France

Université: dans les pavés, le plagiat

Temps de lecture : 6 min

Malaise dans le milieu universitaire français où deux cas majeurs de plagiat d'Edgar Morin et Umberto Eco déclenchent les passions.

Books / shutterhacks via Flickr CC License by
Books / shutterhacks via Flickr CC License by

Le plagiat, ce n'est pas que PPDA. L'université française est en plein trouble avec la concomitance de deux affaires majeures de plagiats. Depuis quelques années, les cas de plagiats de thèse se multiplient et pourrissent l'ambiance sur les campus, mais c'est la première fois que deux personnalités aussi haut placées dans la hiérarchie universitaire se font accuser de plagiat.

Le sociologue Ali Aït Abdelmalek, vice-président de la 19e section du Conseil national des universités (CNU), chargé à ce titre de la gestion de carrière des sociologues français, est accusé d'avoir plagié Edgar Morin... dans un livre sur Edgar Morin sorti en 2010. La linguiste Louise Peltzer, présidente de l'université de Polynésie française, est elle suspectée d'avoir recopié Umberto Eco dans un livre publié en 2000.

Le cas Ali Aït Abdelmalek

Le 2 décembre, Pierre Dubois, sociologue à la retraite, publie sur son blog les preuves de 87 copié-collés d'Edgar Morin dans une dizaine de pages de l'ouvrage Edgar Morin, sociologue de la complexité d'Ali Aïd Abdelmalek. Ironie de l'histoire: le livre d'Abdelmalek est préfacé par Edgar Morin. En voici un exemple, pris sur les scans de Pierre Dubois.

La version d'Abdelmalek:

La version de Morin:

Ali Aïd Abdelmalek justifie l'absence de guillemets par une demande expresse d'Edgar Morin. Le plagié serait complice du plagiat:

«J'avais mis des guillemets partout.. car c'est difficile de redire en plus mal ce qui a été très bien écrit et défini, dans une présentation d'une théorie..., et l'intéressé lui-même -Edgar Morin à qui je transmets votre mail- m'a demandé de les enlever, "si j'étais d'accord avec le contenu" de la présentation de la méthode complexe.»

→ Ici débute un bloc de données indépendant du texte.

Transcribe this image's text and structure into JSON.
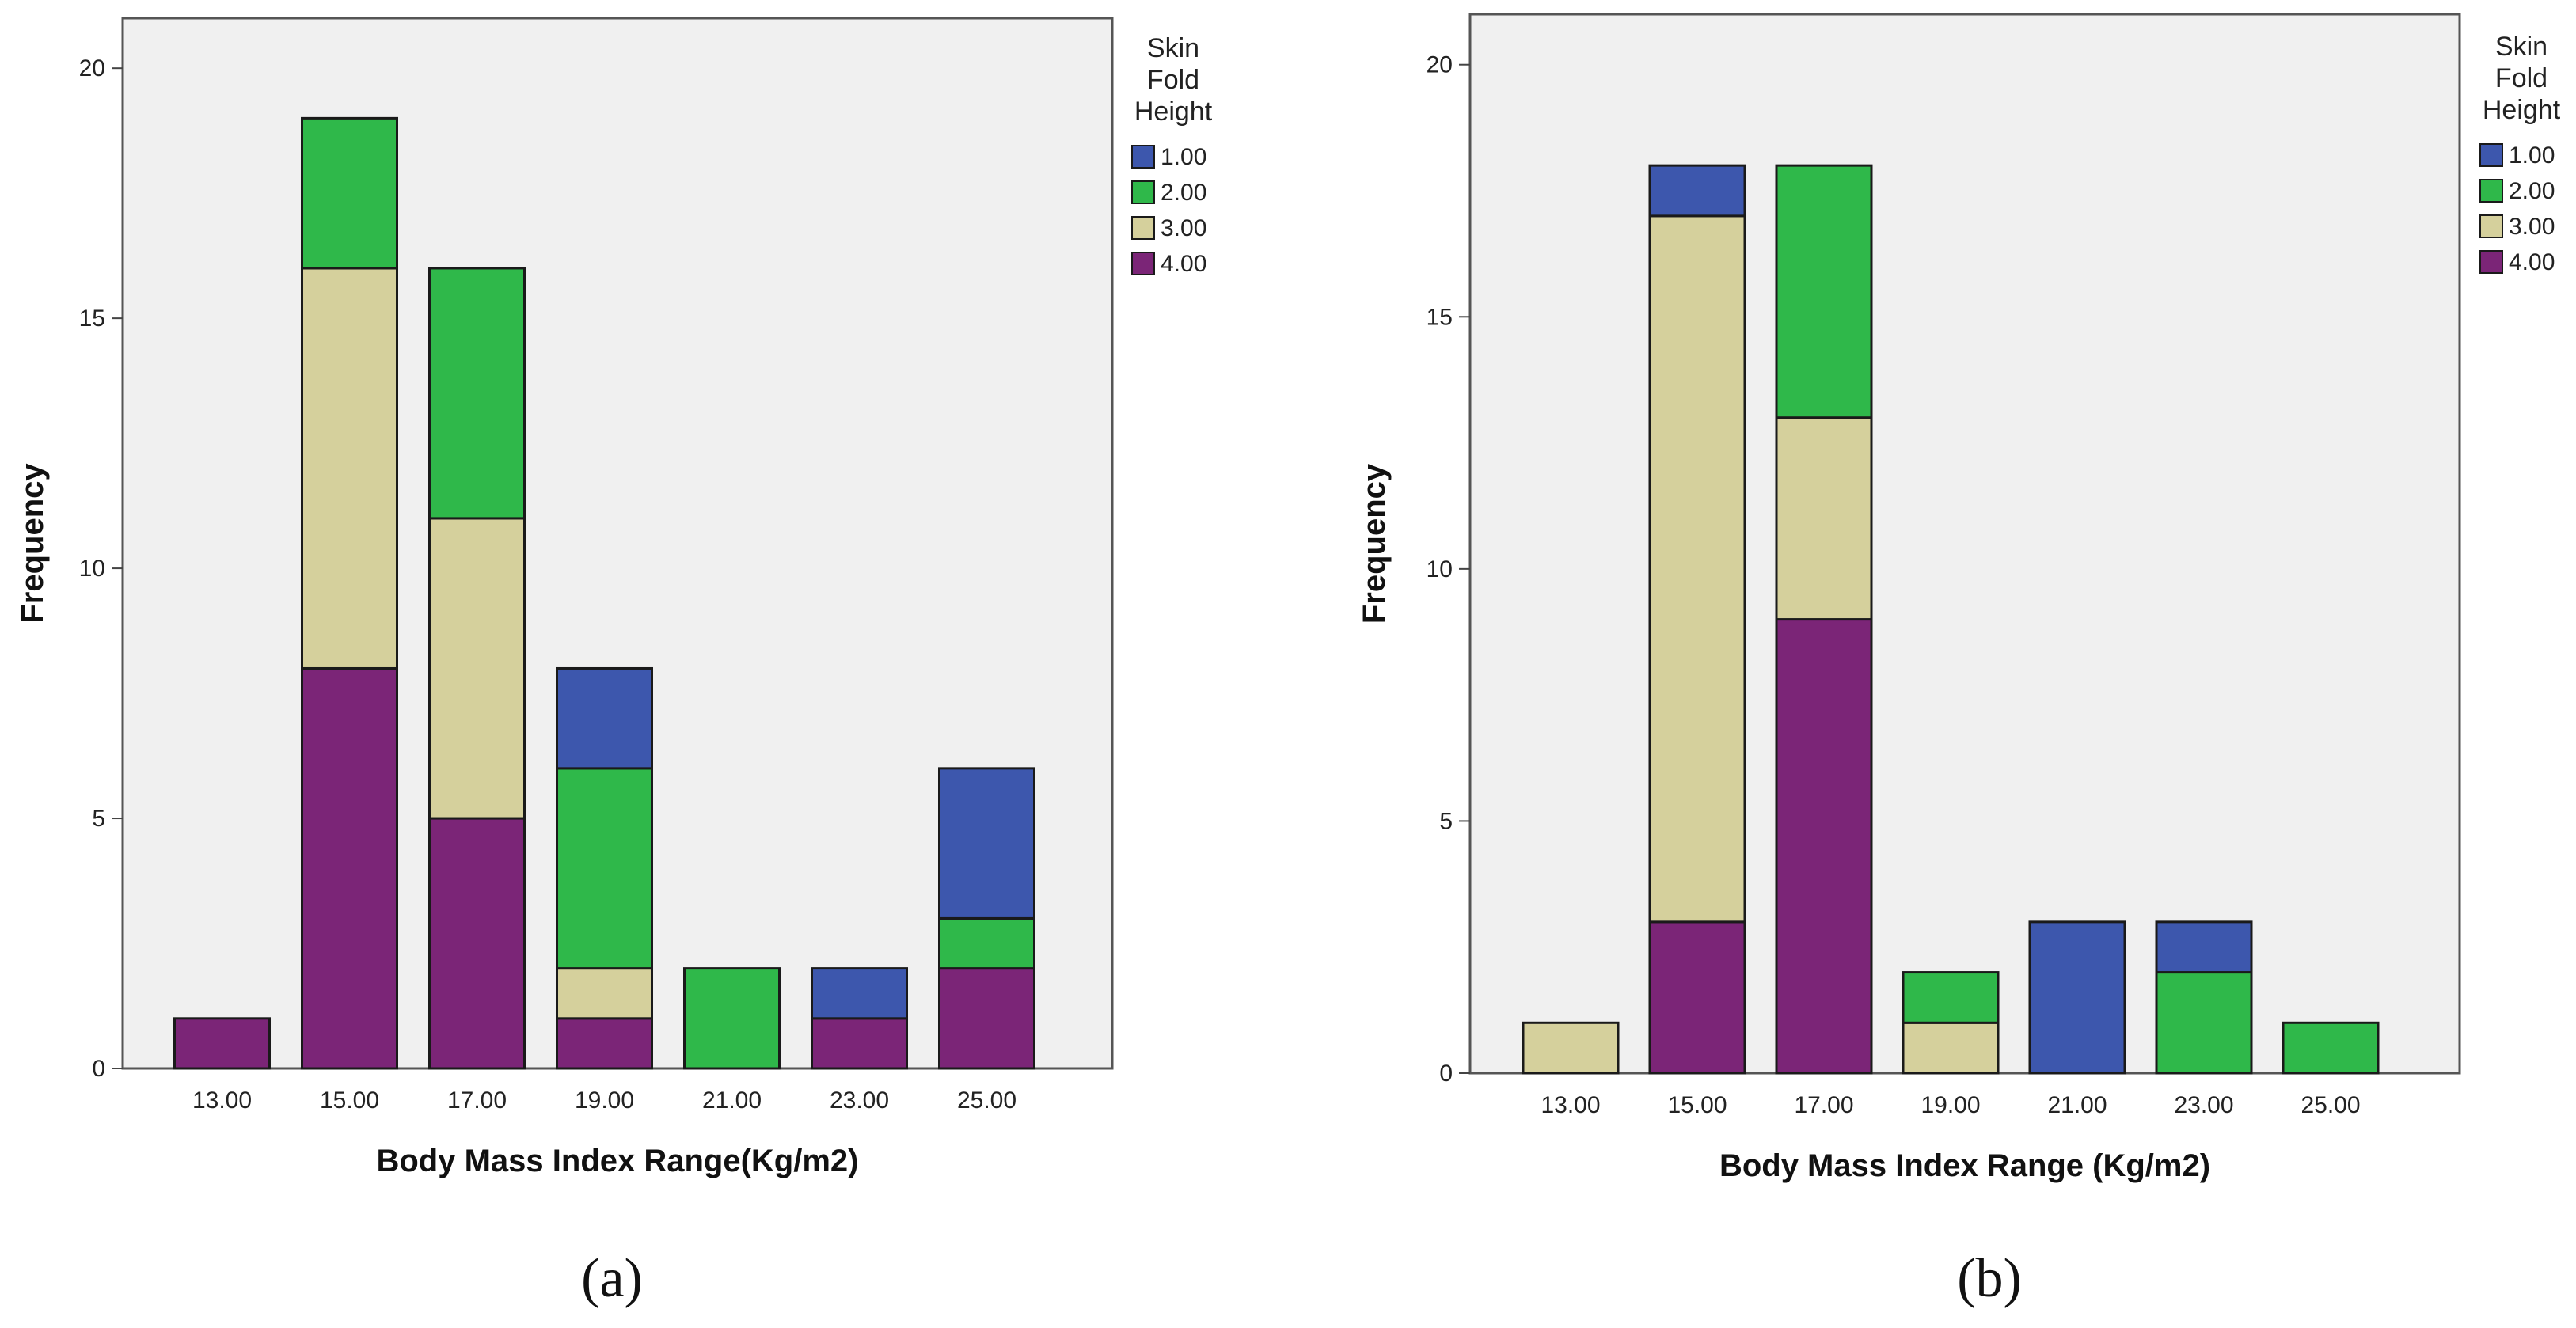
{
  "chart_data": [
    {
      "panel_label": "(a)",
      "type": "bar",
      "stacked": true,
      "title": "",
      "xlabel": "Body Mass Index Range(Kg/m2)",
      "ylabel": "Frequency",
      "ylim": [
        0,
        21
      ],
      "yticks": [
        "0",
        "5",
        "10",
        "15",
        "20"
      ],
      "categories": [
        "13.00",
        "15.00",
        "17.00",
        "19.00",
        "21.00",
        "23.00",
        "25.00"
      ],
      "legend_title": "Skin Fold Height",
      "legend_position": "right",
      "series": [
        {
          "name": "1.00",
          "color": "#3d57ad",
          "values": [
            0,
            0,
            0,
            2,
            0,
            1,
            3
          ]
        },
        {
          "name": "2.00",
          "color": "#2fb84a",
          "values": [
            0,
            3,
            5,
            4,
            2,
            0,
            1
          ]
        },
        {
          "name": "3.00",
          "color": "#d5d09c",
          "values": [
            0,
            8,
            6,
            1,
            0,
            0,
            0
          ]
        },
        {
          "name": "4.00",
          "color": "#7b2577",
          "values": [
            1,
            8,
            5,
            1,
            0,
            1,
            2
          ]
        }
      ]
    },
    {
      "panel_label": "(b)",
      "type": "bar",
      "stacked": true,
      "title": "",
      "xlabel": "Body Mass Index Range (Kg/m2)",
      "ylabel": "Frequency",
      "ylim": [
        0,
        21
      ],
      "yticks": [
        "0",
        "5",
        "10",
        "15",
        "20"
      ],
      "categories": [
        "13.00",
        "15.00",
        "17.00",
        "19.00",
        "21.00",
        "23.00",
        "25.00"
      ],
      "legend_title": "Skin Fold Height",
      "legend_position": "right",
      "series": [
        {
          "name": "1.00",
          "color": "#3d57ad",
          "values": [
            0,
            1,
            0,
            0,
            3,
            1,
            0
          ]
        },
        {
          "name": "2.00",
          "color": "#2fb84a",
          "values": [
            0,
            0,
            5,
            1,
            0,
            2,
            1
          ]
        },
        {
          "name": "3.00",
          "color": "#d5d09c",
          "values": [
            1,
            14,
            4,
            1,
            0,
            0,
            0
          ]
        },
        {
          "name": "4.00",
          "color": "#7b2577",
          "values": [
            0,
            3,
            9,
            0,
            0,
            0,
            0
          ]
        }
      ]
    }
  ]
}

Le 19 décembre, Edgar Morin réagit enfin à l'affaire qui commence à occuper sérieusement les blogs de sociologues. Le célèbre sociologue se fait apôtre de la culture libre, inventant une nouvelle forme de licence Creative Commons autorisant les reprises non sourcées à condition que ce soit pour dire du bien de l'auteur d'origine:

«J’ai envoyé un message à Ali Abdelmalek où je lui disais qu’il ne peut y avoir plagiat pour un auteur dont on fait l’éloge dans un livre, quand certaines citations sont dépourvues de guillemets. Le plagiat lèse le plagié, que le plagieur ignore et fait ignorer. Ali Abdelmalek fait un livre utile à mon oeuvre sociologique, qui vous le savez, est particulièrement ignorée chez les sociologues.»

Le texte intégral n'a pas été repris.